Application of serotonin failed to alter modulation of the potassium channel in a semi-intact preparation of the retina.

Photoreceptor A channels have abnormal inactivation kinetics; the rate of inactivation is slower than wild-type.

Flies manifest chronic vibration of their appendages as well as abnormal action potentials.

I_A is reduced to about 28% of normal in homozygous third larval instar muscles. I_A is much lower than predicted by simple gene-dosage dependence in Sh⁹/Sh¹⁴ or Sh⁹/Sh⁷ flies.

A-type current is altered but not abolished.

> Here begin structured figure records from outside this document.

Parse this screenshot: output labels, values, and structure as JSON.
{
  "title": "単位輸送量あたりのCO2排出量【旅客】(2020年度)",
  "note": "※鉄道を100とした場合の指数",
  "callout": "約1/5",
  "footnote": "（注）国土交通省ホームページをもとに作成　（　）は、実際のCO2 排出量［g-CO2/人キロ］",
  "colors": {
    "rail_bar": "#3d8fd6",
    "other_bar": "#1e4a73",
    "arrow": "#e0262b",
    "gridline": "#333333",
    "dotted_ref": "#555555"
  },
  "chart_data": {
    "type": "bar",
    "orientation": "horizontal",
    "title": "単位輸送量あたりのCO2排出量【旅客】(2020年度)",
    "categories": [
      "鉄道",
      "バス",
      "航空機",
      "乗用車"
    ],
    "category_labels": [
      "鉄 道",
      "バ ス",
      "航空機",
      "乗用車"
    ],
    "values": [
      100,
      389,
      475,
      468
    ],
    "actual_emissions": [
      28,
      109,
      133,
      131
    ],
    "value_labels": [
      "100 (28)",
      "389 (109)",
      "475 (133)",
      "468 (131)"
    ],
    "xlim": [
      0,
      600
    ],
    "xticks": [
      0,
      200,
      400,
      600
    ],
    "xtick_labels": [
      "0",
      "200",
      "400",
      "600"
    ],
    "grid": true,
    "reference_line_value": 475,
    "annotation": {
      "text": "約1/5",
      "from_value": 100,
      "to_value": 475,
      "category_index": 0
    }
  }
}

Ether-dependent leg shaking and wing scissoring. Chloroform, ethyl acetate and carbon dioxide etherization does not elicit shaking behavior, though nitrogen and triethylkamine etherization does. Unetherized, older flies show uncoordinated walking behavior, and stand quivering on the bottom of the culture bottle.

abnormal leg shaking under ether anesthesia; abnormal A-type potassium currents in larval muscle and/or pupal flight muscle; abnormal action potentials in the adult cervical giant fiber; abnormal synaptic transmission at the larval neuromuscular junction and multiple firing of larval motoneurons.